Like Victor Hugo's magnificent literary work: Les Miserables ... where the Bishop tells the authorities to not arrest Jean Valjean because the silver found on him is silver that the Bishop gave him, not silver that he stole. Jean Valjean can't believe this grace given to him by the Bishop because he did in fact steal the silver. And the Bishop says to Jean Valjean ... take the silver and rise up and succeed. God. I weep every time I think about that exchange.
Paintings by French Romantics like Gericault and Delacroix exude the passion that they felt ... particularly regarding oppression based on class. Their works show breathtaking uprisings of a downtrodden people who overcome class oppression.
Speaking of the downtrodden. Have you seen the devastation and the havoc that Hurricane Harvey has caused on the people of Houston? The images of the suffering are heart-wrenching. These images are available to all ... including Joel Osteen, head of a megachurch in Houston that has not been flooded and that could house and aid thousands of people ... only if he opens the doors.
But Osteen and his team members have shown their true colors. And they look nothing like Jean Valjean's Bishop. The doors of the megachurch will remain closed, he said, but dollars will be accepted through his website to provide aid.
There ARE churches that open doors to help the downtrodden. That's part of the conceptual reason why churches are allowed to collect money without paying taxes.
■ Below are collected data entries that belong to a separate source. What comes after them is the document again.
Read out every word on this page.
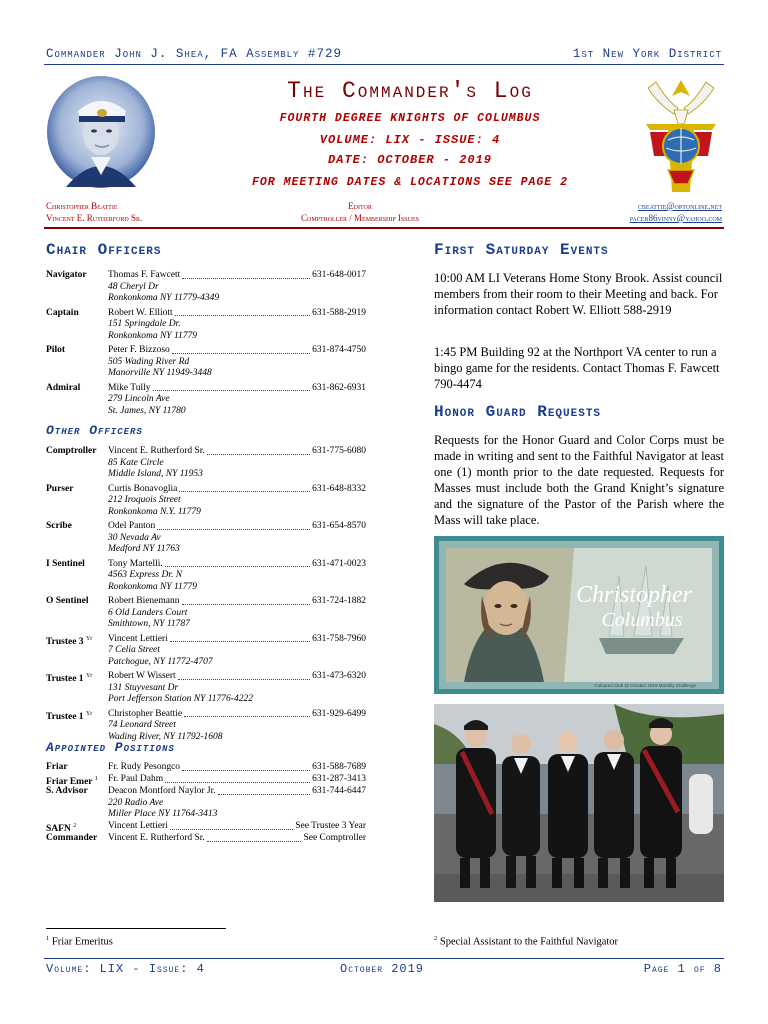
Commander John J. Shea, FA Assembly #729	1st New York District
The Commander's Log
FOURTH DEGREE KNIGHTS OF COLUMBUS
VOLUME: LIX - ISSUE: 4
DATE: OCTOBER - 2019
FOR MEETING DATES & LOCATIONS SEE PAGE 2
Christopher Beattie
Vincent E. Rutherford Sr.
Editor
Comptroller / Membership Issues
cbeattie@optonline.net
pacer86vinny@yahoo.com
Chair Officers
Navigator Thomas F. Fawcett	631-648-0017
48 Cheryl Dr
Ronkonkoma NY 11779-4349
Captain	Robert W. Elliott	631-588-2919
151 Springdale Dr.
Ronkonkoma NY 11779
Pilot	Peter F. Bizzoso	631-874-4750
505 Wading River Rd
Manorville NY 11949-3448
Admiral	Mike Tully	631-862-6931
279 Lincoln Ave
St. James, NY 11780
Other Officers
Comptroller Vincent E. Rutherford Sr.	631-775-6080
85 Kate Circle
Middle Island, NY 11953
Purser	Curtis Bonavoglia	631-648-8332
212 Iroquois Street
Ronkonkoma N.Y. 11779
Scribe	Odel Panton	631-654-8570
30 Nevada Av
Medford NY 11763
I Sentinel Tony Martelli.	631-471-0023
4563 Express Dr. N
Ronkonkoma NY 11779
O Sentinel Robert Bienemann	631-724-1882
6 Old Landers Court
Smithtown, NY 11787
Trustee 3 $^{Yr}$ Vincent Lettieri	631-758-7960
7 Celia Street
Patchogue, NY 11772-4707
Trustee 1 $^{Yr}$ Robert W Wissert	631-473-6320
131 Stuyvesant Dr
Port Jefferson Station NY 11776-4222
Trustee 1 $^{Yr}$ Christopher Beattie	631-929-6499
74 Leonard Street
Wading River, NY 11792-1608
Appointed Positions
Friar	Fr. Rudy Pesongco	631-588-7689
Friar Emer $^1$ Fr. Paul Dahm	631-287-3413
S. Advisor Deacon Montford Naylor Jr.	631-744-6447
220 Radio Ave
Miller Place NY 11764-3413
SAFN $^2$	Vincent Lettieri	See Trustee 3 Year
Commander Vincent E. Rutherford Sr.	See Comptroller
First Saturday Events
10:00 AM LI Veterans Home Stony Brook. Assist council members from their room to their Meeting and back. For information contact Robert W. Elliott 588-2919
1:45 PM Building 92 at the Northport VA center to run a bingo game for the residents. Contact Thomas F. Fawcett 790-4474
Honor Guard Requests
Requests for the Honor Guard and Color Corps must be made in writing and sent to the Faithful Navigator at least one (1) month prior to the date requested. Requests for Masses must include both the Grand Knight’s signature and the signature of the Pastor of the Parish where the Mass will take place.
Christopher
Columbus
Coloured Club @ October 2019 Monthly Challenge
$^1$ Friar Emeritus	$^2$ Special Assistant to the Faithful Navigator
Volume: LIX - Issue: 4	October 2019	Page 1 of 8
Because they're supposed to help. For free. And that's why I used to wear a cross around my neck. But I took it off in my 20s when I realized that most crosses on necks reflect closed doors, closed hearts of the greedy who use tax-free money to build shiny things that belong more to the over-the-top Rococo art movement of extravagance and jet-set life of the Osteens and nothing to do with Romanticism. They turn scripture into cliches of privilege to help them sleep ... like "we aren't perfect, just forgiven."
Maybe one day I'll wear that cross again ... when I feel that #fakechristianity no longer has a stranglehold on Christianity.